Cumulatively, Cuba has documented over 475,000 coronavirus cases since the pandemic began and 3,608 deaths. Many experts believe these official numbers are far lower than the actual case and death counts for the island since early 2020, citing the documented shortage of PCR tests used to confirm coronavirus cases and minimal access that Cubans have to any health care at all under socialism.

“There are no rapid tests, no PCR. Sick people are given [hospital] leave by sight – they see that they look a little better, look at their x-rays, and let them go,” a doctor in central Villa Clara, commenting anonymously for fear of government retribution, told the Cuban independent outlet 14 y Medio on Monday.

Reports surfaced in early 2021 that the Communist Party had begun putting together quarantine camps for suspected and confirmed coronavirus patients. Like the testimony attributed to Cordero, those who survived the camps complained of extremely unsanitary conditions and poor medical care. The independent outlet Cubanet obtained photos of a sample meal at one of the quarantine camps in Havana, showing a bit of rice, a slab of boiled yuca, two boiled eggs, onions, and what appeared to be a small piece of stale bread.

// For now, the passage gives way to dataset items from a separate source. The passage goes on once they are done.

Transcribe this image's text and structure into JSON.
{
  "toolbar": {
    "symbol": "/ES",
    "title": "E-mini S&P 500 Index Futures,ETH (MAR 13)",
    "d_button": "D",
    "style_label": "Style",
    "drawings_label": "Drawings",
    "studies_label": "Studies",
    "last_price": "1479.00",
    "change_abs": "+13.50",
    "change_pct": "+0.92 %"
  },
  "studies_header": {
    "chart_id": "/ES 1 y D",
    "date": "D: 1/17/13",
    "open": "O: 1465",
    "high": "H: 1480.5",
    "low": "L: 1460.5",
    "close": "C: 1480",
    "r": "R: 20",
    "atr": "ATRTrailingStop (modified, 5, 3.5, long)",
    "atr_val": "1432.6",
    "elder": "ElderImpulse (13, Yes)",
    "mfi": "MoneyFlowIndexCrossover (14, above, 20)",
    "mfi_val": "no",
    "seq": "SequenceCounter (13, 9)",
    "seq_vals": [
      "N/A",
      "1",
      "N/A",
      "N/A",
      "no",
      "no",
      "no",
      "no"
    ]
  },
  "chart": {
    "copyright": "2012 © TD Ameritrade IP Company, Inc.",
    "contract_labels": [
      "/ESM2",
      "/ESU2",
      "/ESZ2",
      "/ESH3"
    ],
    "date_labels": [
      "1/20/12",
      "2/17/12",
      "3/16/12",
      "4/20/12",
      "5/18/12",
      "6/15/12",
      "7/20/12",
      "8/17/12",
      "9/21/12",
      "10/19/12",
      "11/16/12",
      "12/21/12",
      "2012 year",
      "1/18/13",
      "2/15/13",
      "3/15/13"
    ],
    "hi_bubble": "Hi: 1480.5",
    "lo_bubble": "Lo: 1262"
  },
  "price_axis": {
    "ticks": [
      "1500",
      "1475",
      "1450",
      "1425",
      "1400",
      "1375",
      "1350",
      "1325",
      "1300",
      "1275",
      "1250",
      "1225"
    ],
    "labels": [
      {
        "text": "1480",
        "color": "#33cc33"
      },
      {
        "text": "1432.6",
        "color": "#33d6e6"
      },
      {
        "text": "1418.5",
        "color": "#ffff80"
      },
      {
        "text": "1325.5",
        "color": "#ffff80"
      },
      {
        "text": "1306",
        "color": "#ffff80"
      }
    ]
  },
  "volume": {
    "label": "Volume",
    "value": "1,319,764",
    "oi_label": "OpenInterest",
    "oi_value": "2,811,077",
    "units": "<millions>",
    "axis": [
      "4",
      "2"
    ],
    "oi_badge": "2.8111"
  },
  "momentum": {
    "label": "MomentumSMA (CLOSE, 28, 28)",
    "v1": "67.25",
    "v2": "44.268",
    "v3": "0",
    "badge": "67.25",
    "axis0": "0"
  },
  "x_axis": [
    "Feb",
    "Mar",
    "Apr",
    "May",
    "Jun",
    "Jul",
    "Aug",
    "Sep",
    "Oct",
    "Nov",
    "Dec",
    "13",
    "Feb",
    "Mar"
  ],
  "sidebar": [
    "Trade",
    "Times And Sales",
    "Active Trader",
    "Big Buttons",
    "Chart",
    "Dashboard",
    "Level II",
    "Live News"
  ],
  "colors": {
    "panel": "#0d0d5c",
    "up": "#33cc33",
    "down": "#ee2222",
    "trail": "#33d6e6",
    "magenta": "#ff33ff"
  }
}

The Global Liberty Alliance, a human rights advocacy organization, confirmed the reports in March.

“Suspected COVID [Chinese coronavirus]-positive cases are being transported to an ‘isolation center,’ which is a minimally converted school,” the GLA described in a report that month. “They are isolated for 5 days, given the PCR COVID-19 test, and if tested positive, are sent to the Military Hospital. If they test negative, they must remain 5 more days before being PCR tested again.”

The GLA also revealed that Communist Party officials were using untested medical treatments on both coronavirus patients and people who had not tested positive for the virus, specifically nasal interferon treatments. Interferons are antiviral proteins often used to treat cancers and various forms of hepatitis. The Castro regime has repeatedly promoted their use to treat Chinese coronavirus despite the lack of clinical data on their efficacy for that purpose. A group of doctors denounced the regime’s practice in early 2020, warning that interferon use in coronavirus cases could “kill, rather than cure” patients.

No evidence suggests that interferons can help prevent coronavirus cases in those not infected, leaving unclear the goal of the regime’s policy of administering nasal interferons on some individuals who have not tested positive for the disease.